Sans trop réfléchir, elle avait griffonné un message, qu'elle avait ensuite abandonné sur son lit. Elle se demandait qui le verrait en premier. Sûrement la femme de ménage, c'était bien la seule à entrer dans sa chambre.

Ce serait donc Delphine, la gentille Delphine, qui sera mise au courant de sa fugue.

Tout doucement, Aileen murmura, si bas que cela se confondit au souffle du vent :

— Je suis partie. Je vais bien.

Ces six petits mots qu'elle avait  gribouillé sur une feuille arrachée de son agenda. Personne n'allait s'inquiéter avant un moment. On croirait qu'elle reviendrait, parce qu'elle revenait toujours. La police en avait marre de chercher cette adolescente capricieuse toutes les deux semaines. Plus personne ne s'inquiétait.

Aileen aurait aimé dire sincèrement qu'elle s'en fichait. Ce n'était pas le cas, mais c'était ce qu'elle faisait croire.

Le monde était naïf, de croire ses bêtises.

— Je vais bien, répéta-t-elle.

Parce qu'Elena disait tout le temps qu'elle était folle. Aileen avait peur que ça devienne vrai. Elena ne mentait jamais.

Mais, pourtant, elle allait bien. Enfin, elle était équilibrée, dans sa tête. Pas folle. Seulement abîmée. Abîmée par les remarques incessantes, par les regards scrutateurs, par les jugements rapides, par les chuchotements dans son dos.

Elle n'osa pas se retourner, par peur de changer d'avis.
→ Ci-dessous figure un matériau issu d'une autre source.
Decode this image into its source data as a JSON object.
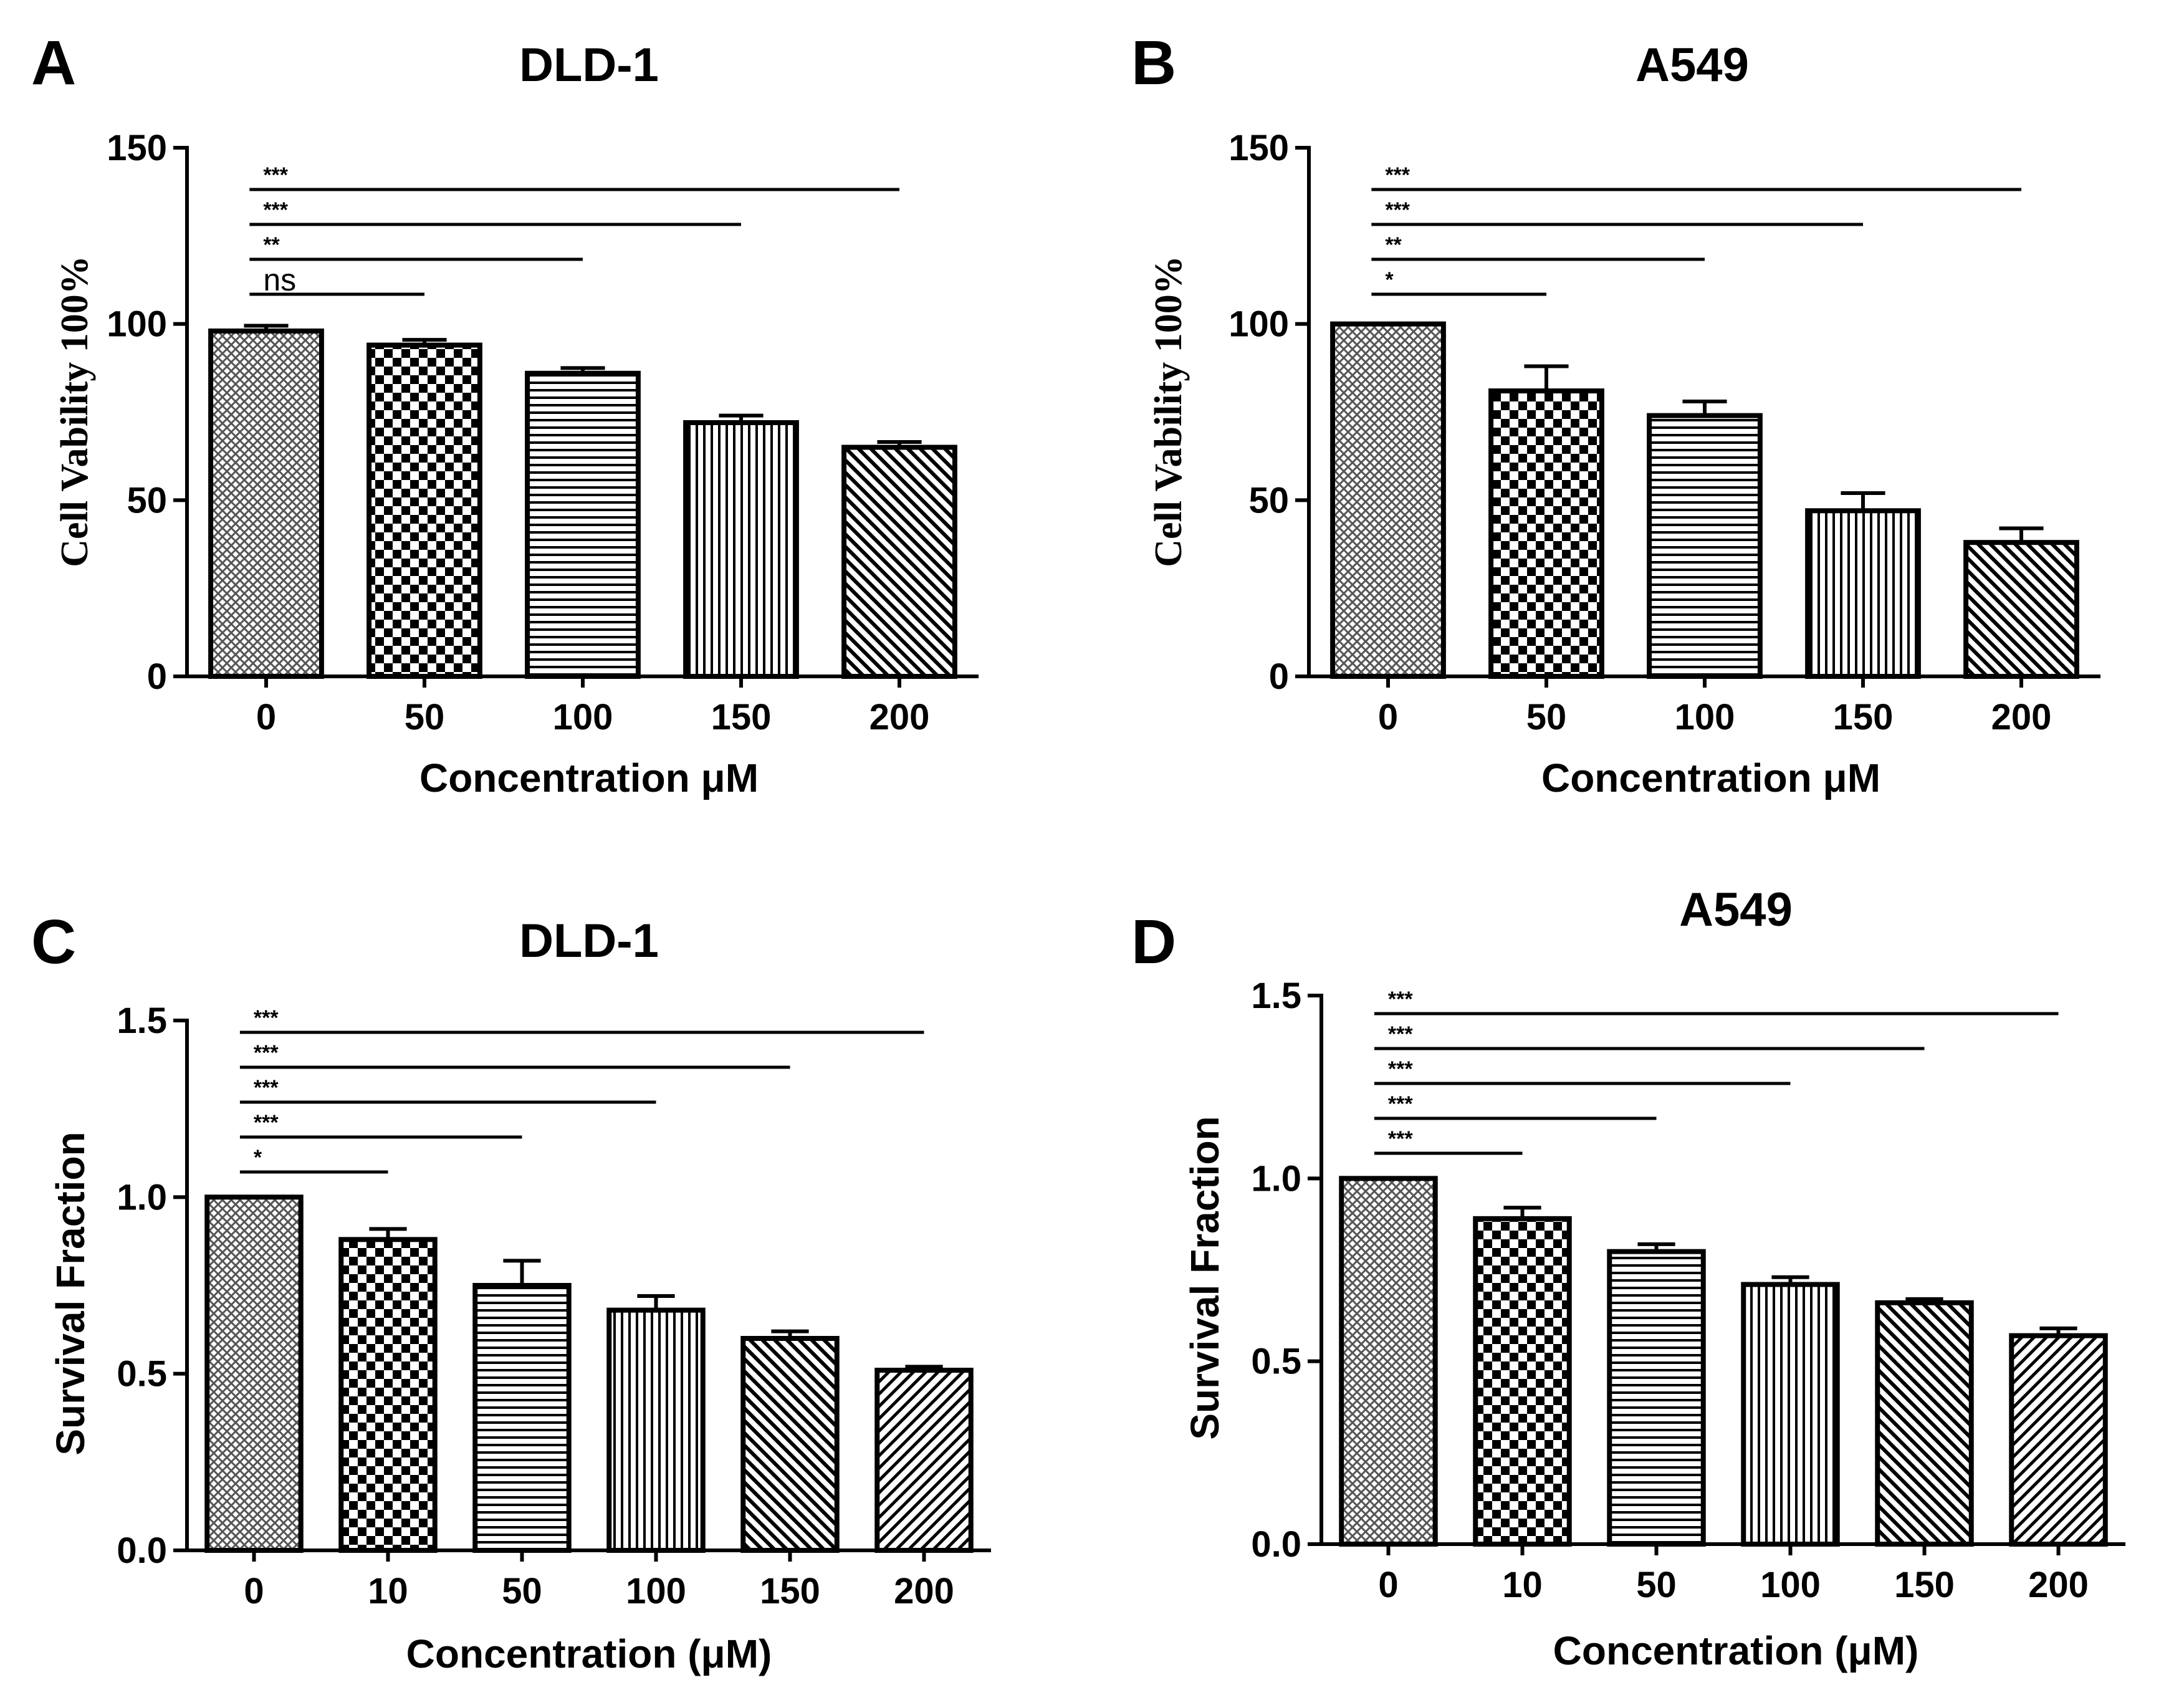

Ça faisait peur, de se jeter dans l'inconnu ainsi. Parce que cette fois, Aileen savait qu'elle ne reviendrait pas.

Elle fit un pas en avant et ne se laissa pas le temps d'hésiter plus longtemps. Ses foulées s'agrandirent, puis elle se mit à courir. Ses lèvres s'étirèrent en un sourire naissant. Son souffle s'accéléra.

Plus jamais.

Plus jamais elle ne reverrait sa famille, ses camarades, sa maison, sa chambre. Tant pis si ça lui serrait le cœur. Partir la brisait beaucoup moins que rester subir sa différence.

Aileen se dit que, parfois, c'était mieux de lâcher prise, de partir chercher le bonheur plus loin. Le bonheur ne demandait pas tant de douleur.